6. Go to the gym 3 days a week.
-I started last week and I'm succeeding so far. I've been twice this week. I went thrice last week, I may even get five this week!!
7. Faith, prayer, trust
-the three things I really need to work on.
I am so glad for the people in my life right now. I have my family, my bishop, my dearest friends and Heavenly Father. I am learning and growing and I know that with the help and support of all of these people, I will be walking on water before I know it!!
Friday, January 18, 2013
Goals
I find it interesting that the one thing that has brought me out of darkness almost every time has been goals.
This last few Weeks I have met with my bishop many times. Finally he encouraged me to make goals. Why that never came to mind is beyond me.
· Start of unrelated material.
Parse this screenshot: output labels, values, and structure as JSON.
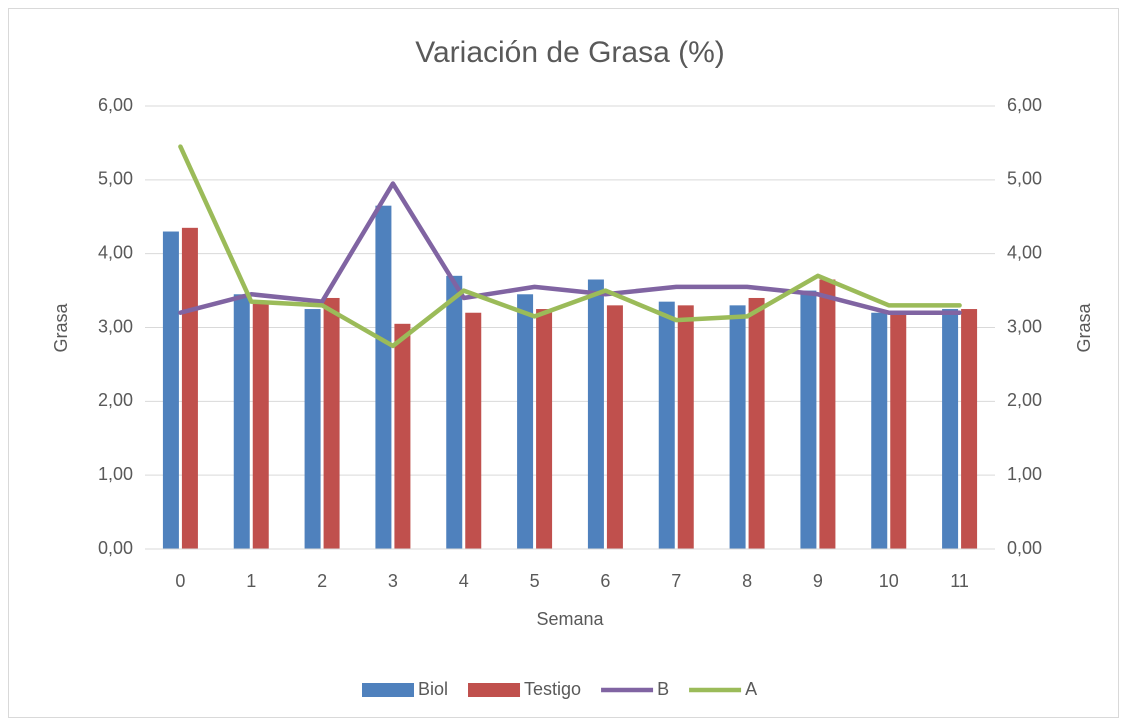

So, I went home and made some goals. I made a lot of goals. Many of them are things I can do on a daily basis, some of them are going to take some time. The bishop seemed to be concerned that I set so many goals, but I know I can do them.
This week, I have been sick and although I have not felt well, I have done as many goals as physically possible. Many of my goals need work and I will get there.
The important thing to remember is that when you have something to work toward, you have purpose in life, whether it is for you our for someone else.
I find myself often asking the question "why am I here?". The answer may not be clear to me right now, but I know with work and as I try to have faith and trust, it will come.
So today, I am swimming, which is much better than sinking in the deep. I am starting to see the light at the surface of the water and I know as I continue to work toward my goals, I will reach the surface.
I hope that his hand is there to help me up when I do finally reach the surface.
Sincerely, me.
Monday, January 14, 2013
A plunge into the darkness
I don't know how or when it happened, but at some point this fall, I began spending more and more time in bed. This week, as I was meeting with the bishop, I realized that I spend a majority of the day there. Woah!
How did I get to this point? I mean,I thought I was doing really well. The struggles I have been facing have been deeply spiritual struggles. It isn't because I don't read my scriptures or don't pray. I do those things every day.
I am realizing that I am Struggling because of depression..... I know, surprise! Ok not really, but it really is taking it's toll on me lately.
I take medication and try to read and study the scriptures and pray and really stay close to heavenly father, I have struggled with trust for a long time and in December I explained to the bishop how I felt about it. He of course gave me the challenges, which I completed with haste. I have read every article and scripture on prayer, faith, and trust, at least twice.
So I went to meet with him again last week. He asked me if I was still spending a lot of time in bed. I told him yes. He looked me in the eye and said, "I'm no expert, but it sounds to me like depression." Really? Is it possible that I am not struggling but that my depression is keeping me from truly having a full trust?
Maybe so, I don't know, but I am now meeting with him regularly to help get me out of this place in my life. He seems to truly care enough about me to help me. I am glad he has not given up on me.
Anyway, that's that, Now you know. I keep praying that I will hit the bottom of the deep end so I can push myself back up with my feet, I hope it happens soon because I'm starting to feel the pressure. It won't be long before I run out of air.